Survey exposes unsafe security practice

Measures taken by doctors to safeguard confidentiality, especially electronic records, are severely deficient and fuel the concerns of those trusted to police data security, say the authors of a letter to the British Medical Journal.

The signatories to the letter draw their conclusions from a survey of 32 surgical trainees invited to complete a questionnaire about their Data Protection Act registration and electronic data confidentiality practices.

They report: “Of 29 responders, 26 trainees regularly computerised and stored patients’ data.

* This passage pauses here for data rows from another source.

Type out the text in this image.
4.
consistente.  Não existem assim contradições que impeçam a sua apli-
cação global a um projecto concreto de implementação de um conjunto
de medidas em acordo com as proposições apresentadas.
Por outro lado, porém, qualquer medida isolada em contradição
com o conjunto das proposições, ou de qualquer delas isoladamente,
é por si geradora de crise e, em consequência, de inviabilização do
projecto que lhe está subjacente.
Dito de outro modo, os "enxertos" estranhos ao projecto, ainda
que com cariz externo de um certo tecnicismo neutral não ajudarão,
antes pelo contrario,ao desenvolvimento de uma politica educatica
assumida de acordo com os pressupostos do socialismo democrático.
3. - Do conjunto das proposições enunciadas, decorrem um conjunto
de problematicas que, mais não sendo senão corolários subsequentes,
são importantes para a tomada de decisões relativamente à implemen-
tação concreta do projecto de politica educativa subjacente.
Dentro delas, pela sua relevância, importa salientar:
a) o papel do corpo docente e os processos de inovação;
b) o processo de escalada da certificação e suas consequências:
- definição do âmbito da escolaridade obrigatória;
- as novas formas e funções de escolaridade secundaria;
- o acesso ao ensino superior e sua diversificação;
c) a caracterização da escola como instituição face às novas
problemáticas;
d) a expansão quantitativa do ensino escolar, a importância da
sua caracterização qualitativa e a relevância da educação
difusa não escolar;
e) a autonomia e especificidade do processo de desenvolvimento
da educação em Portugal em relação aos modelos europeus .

One person was registered with the Data Protection Act. Only three of 14 desktops, eight of 19 laptops, and three of 14 handheld computers forced a password logon. Sixteen of 29 trainees used the same password for all machines, and 25 of 27 passwords were less than eight characters long.

“All desktops, 16 of 19 laptops, and five of 14 handhelds were routinely connected to the internet, and half of these had not had their online security settings adjusted. Of 29 trainees, 28 did not encrypt their sensitive data files. Ten trainees had sent patients’ data unencrypted over the internet, using a non-secure server.”

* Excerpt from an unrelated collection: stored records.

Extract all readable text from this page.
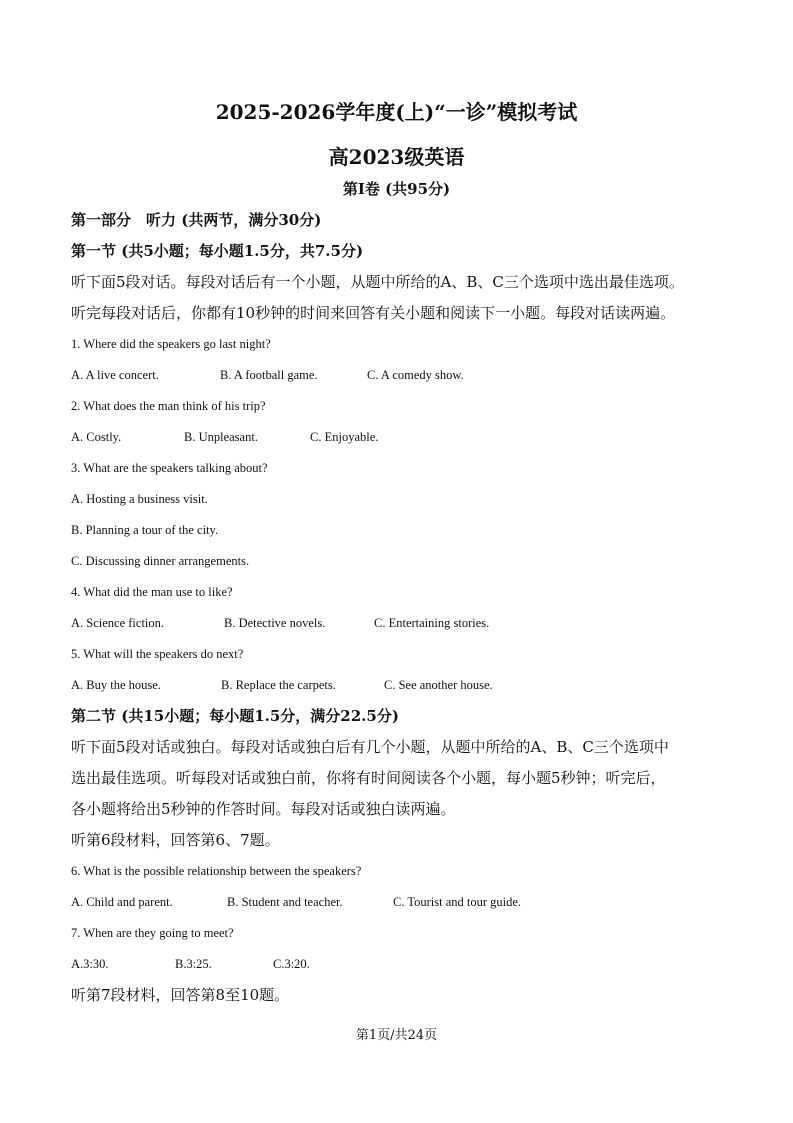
2025-2026学年度(上)“一诊”模拟考试
高2023级英语
第Ⅰ卷 (共95分)
第一部分　听力 (共两节，满分30分)
第一节 (共5小题；每小题1.5分，共7.5分)
听下面5段对话。每段对话后有一个小题，从题中所给的A、B、C三个选项中选出最佳选项。
听完每段对话后，你都有10秒钟的时间来回答有关小题和阅读下一小题。每段对话读两遍。
1. Where did the speakers go last night?
A. A live concert.	B. A football game.	C. A comedy show.
2. What does the man think of his trip?
A. Costly.	B. Unpleasant.	C. Enjoyable.
3. What are the speakers talking about?
A. Hosting a business visit.
B. Planning a tour of the city.
C. Discussing dinner arrangements.
4. What did the man use to like?
A. Science fiction.	B. Detective novels.	C. Entertaining stories.
5. What will the speakers do next?
A. Buy the house.	B. Replace the carpets.	C. See another house.
第二节 (共15小题；每小题1.5分，满分22.5分)
听下面5段对话或独白。每段对话或独白后有几个小题，从题中所给的A、B、C三个选项中
选出最佳选项。听每段对话或独白前，你将有时间阅读各个小题，每小题5秒钟；听完后，
各小题将给出5秒钟的作答时间。每段对话或独白读两遍。
听第6段材料，回答第6、7题。
6. What is the possible relationship between the speakers?
A. Child and parent.	B. Student and teacher.	C. Tourist and tour guide.
7. When are they going to meet?
A.3:30.	B.3:25.	C.3:20.
听第7段材料，回答第8至10题。
第1页/共24页
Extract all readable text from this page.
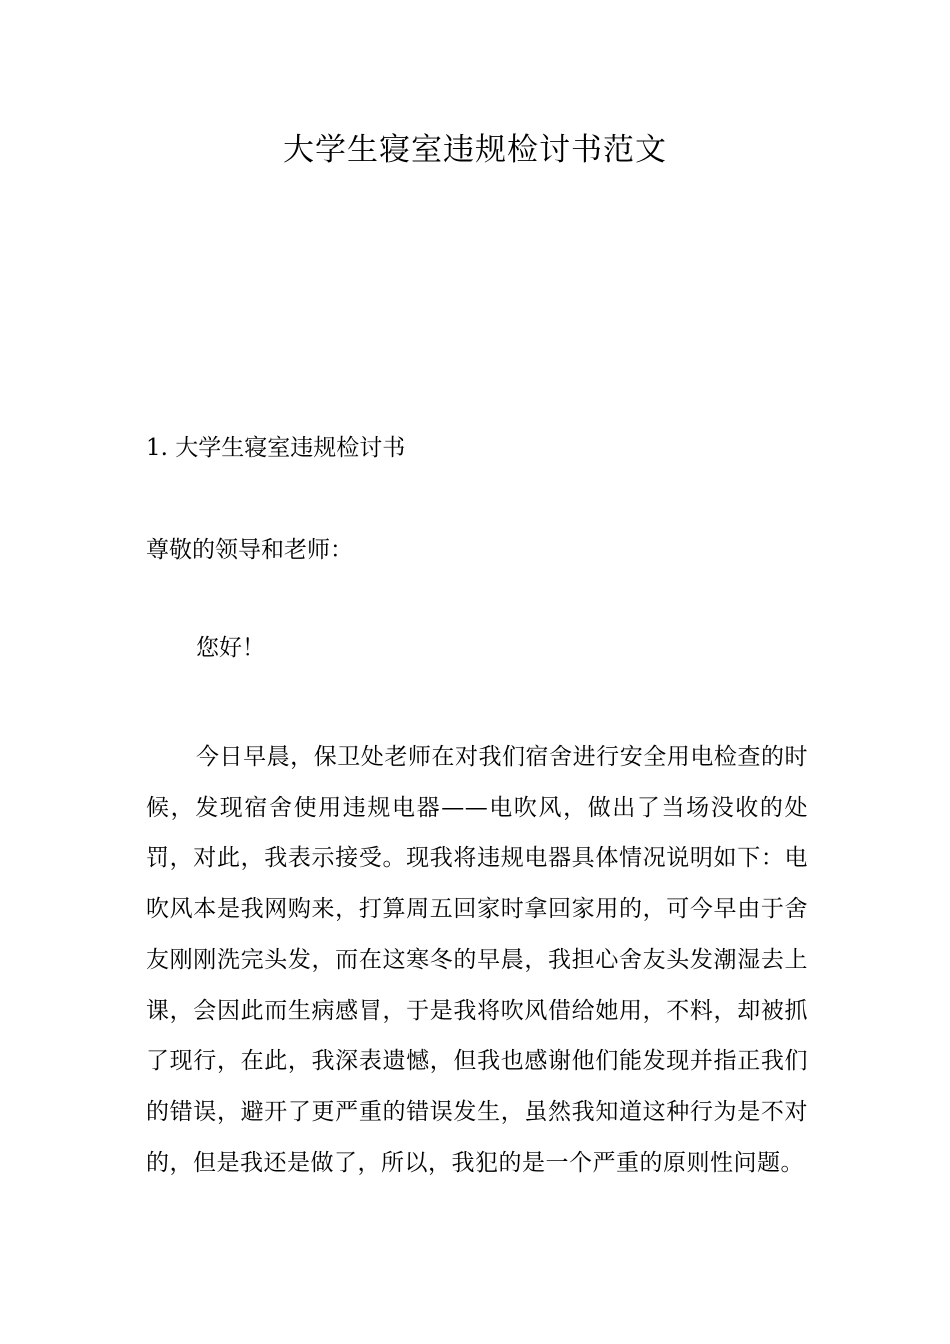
大学生寝室违规检讨书范文

1. 大学生寝室违规检讨书

尊敬的领导和老师：

您好！

今日早晨，保卫处老师在对我们宿舍进行安全用电检查的时候，发现宿舍使用违规电器——电吹风，做出了当场没收的处罚，对此，我表示接受。现我将违规电器具体情况说明如下：电吹风本是我网购来，打算周五回家时拿回家用的，可今早由于舍友刚刚洗完头发，而在这寒冬的早晨，我担心舍友头发潮湿去上课，会因此而生病感冒，于是我将吹风借给她用，不料，却被抓了现行，在此，我深表遗憾，但我也感谢他们能发现并指正我们的错误，避开了更严重的错误发生，虽然我知道这种行为是不对的，但是我还是做了，所以，我犯的是一个严重的原则性问题。
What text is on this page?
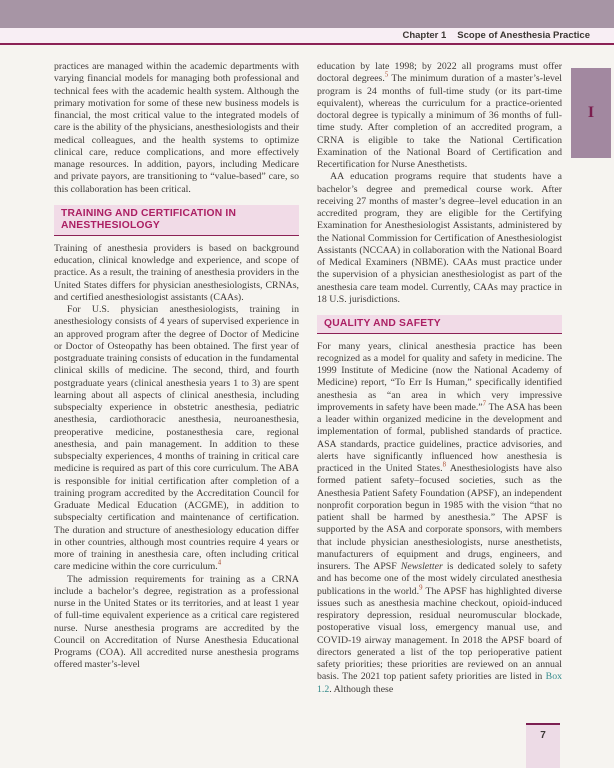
Chapter 1 Scope of Anesthesia Practice

practices are managed within the academic departments with varying financial models for managing both professional and technical fees with the academic health system. Although the primary motivation for some of these new business models is financial, the most critical value to the integrated models of care is the ability of the physicians, anesthesiologists and their medical colleagues, and the health systems to optimize clinical care, reduce complications, and more effectively manage resources. In addition, payors, including Medicare and private payors, are transitioning to “value-based” care, so this collaboration has been critical.

TRAINING AND CERTIFICATION IN ANESTHESIOLOGY

Training of anesthesia providers is based on background education, clinical knowledge and experience, and scope of practice. As a result, the training of anesthesia providers in the United States differs for physician anesthesiologists, CRNAs, and certified anesthesiologist assistants (CAAs).

For U.S. physician anesthesiologists, training in anesthesiology consists of 4 years of supervised experience in an approved program after the degree of Doctor of Medicine or Doctor of Osteopathy has been obtained. The first year of postgraduate training consists of education in the fundamental clinical skills of medicine. The second, third, and fourth postgraduate years (clinical anesthesia years 1 to 3) are spent learning about all aspects of clinical anesthesia, including subspecialty experience in obstetric anesthesia, pediatric anesthesia, cardiothoracic anesthesia, neuroanesthesia, preoperative medicine, postanesthesia care, regional anesthesia, and pain management. In addition to these subspecialty experiences, 4 months of training in critical care medicine is required as part of this core curriculum. The ABA is responsible for initial certification after completion of a training program accredited by the Accreditation Council for Graduate Medical Education (ACGME), in addition to subspecialty certification and maintenance of certification. The duration and structure of anesthesiology education differ in other countries, although most countries require 4 years or more of training in anesthesia care, often including critical care medicine within the core curriculum.$^4$

The admission requirements for training as a CRNA include a bachelor’s degree, registration as a professional nurse in the United States or its territories, and at least 1 year of full-time equivalent experience as a critical care registered nurse. Nurse anesthesia programs are accredited by the Council on Accreditation of Nurse Anesthesia Educational Programs (COA). All accredited nurse anesthesia programs offered master’s-level

education by late 1998; by 2022 all programs must offer doctoral degrees.$^5$ The minimum duration of a master’s-level program is 24 months of full-time study (or its part-time equivalent), whereas the curriculum for a practice-oriented doctoral degree is typically a minimum of 36 months of full-time study. After completion of an accredited program, a CRNA is eligible to take the National Certification Examination of the National Board of Certification and Recertification for Nurse Anesthetists.

AA education programs require that students have a bachelor’s degree and premedical course work. After receiving 27 months of master’s degree–level education in an accredited program, they are eligible for the Certifying Examination for Anesthesiologist Assistants, administered by the National Commission for Certification of Anesthesiologist Assistants (NCCAA) in collaboration with the National Board of Medical Examiners (NBME). CAAs must practice under the supervision of a physician anesthesiologist as part of the anesthesia care team model. Currently, CAAs may practice in 18 U.S. jurisdictions.

QUALITY AND SAFETY

For many years, clinical anesthesia practice has been recognized as a model for quality and safety in medicine. The 1999 Institute of Medicine (now the National Academy of Medicine) report, “To Err Is Human,” specifically identified anesthesia as “an area in which very impressive improvements in safety have been made.”$^7$ The ASA has been a leader within organized medicine in the development and implementation of formal, published standards of practice. ASA standards, practice guidelines, practice advisories, and alerts have significantly influenced how anesthesia is practiced in the United States.$^8$ Anesthesiologists have also formed patient safety–focused societies, such as the Anesthesia Patient Safety Foundation (APSF), an independent nonprofit corporation begun in 1985 with the vision “that no patient shall be harmed by anesthesia.” The APSF is supported by the ASA and corporate sponsors, with members that include physician anesthesiologists, nurse anesthetists, manufacturers of equipment and drugs, engineers, and insurers. The APSF Newsletter is dedicated solely to safety and has become one of the most widely circulated anesthesia publications in the world.$^9$ The APSF has highlighted diverse issues such as anesthesia machine checkout, opioid-induced respiratory depression, residual neuromuscular blockade, postoperative visual loss, emergency manual use, and COVID-19 airway management. In 2018 the APSF board of directors generated a list of the top perioperative patient safety priorities; these priorities are reviewed on an annual basis. The 2021 top patient safety priorities are listed in Box 1.2. Although these

I
7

The signatories, Damian Mole, a research fellow in surgery at Queen University, Belfast, information technology manager, Colin Fox, and information technology and security manager, Giulio Napolitano, both from the Northern Ireland Cancer Registry, conclude that the confidentiality practices among the trainees are unsafe and speculate that their findings are unlikely to be confined to their group.

Medical IT security training has been started for the surgical trainees and the letter’s authors urge others to initiate similar programmes before a serious breach occurs.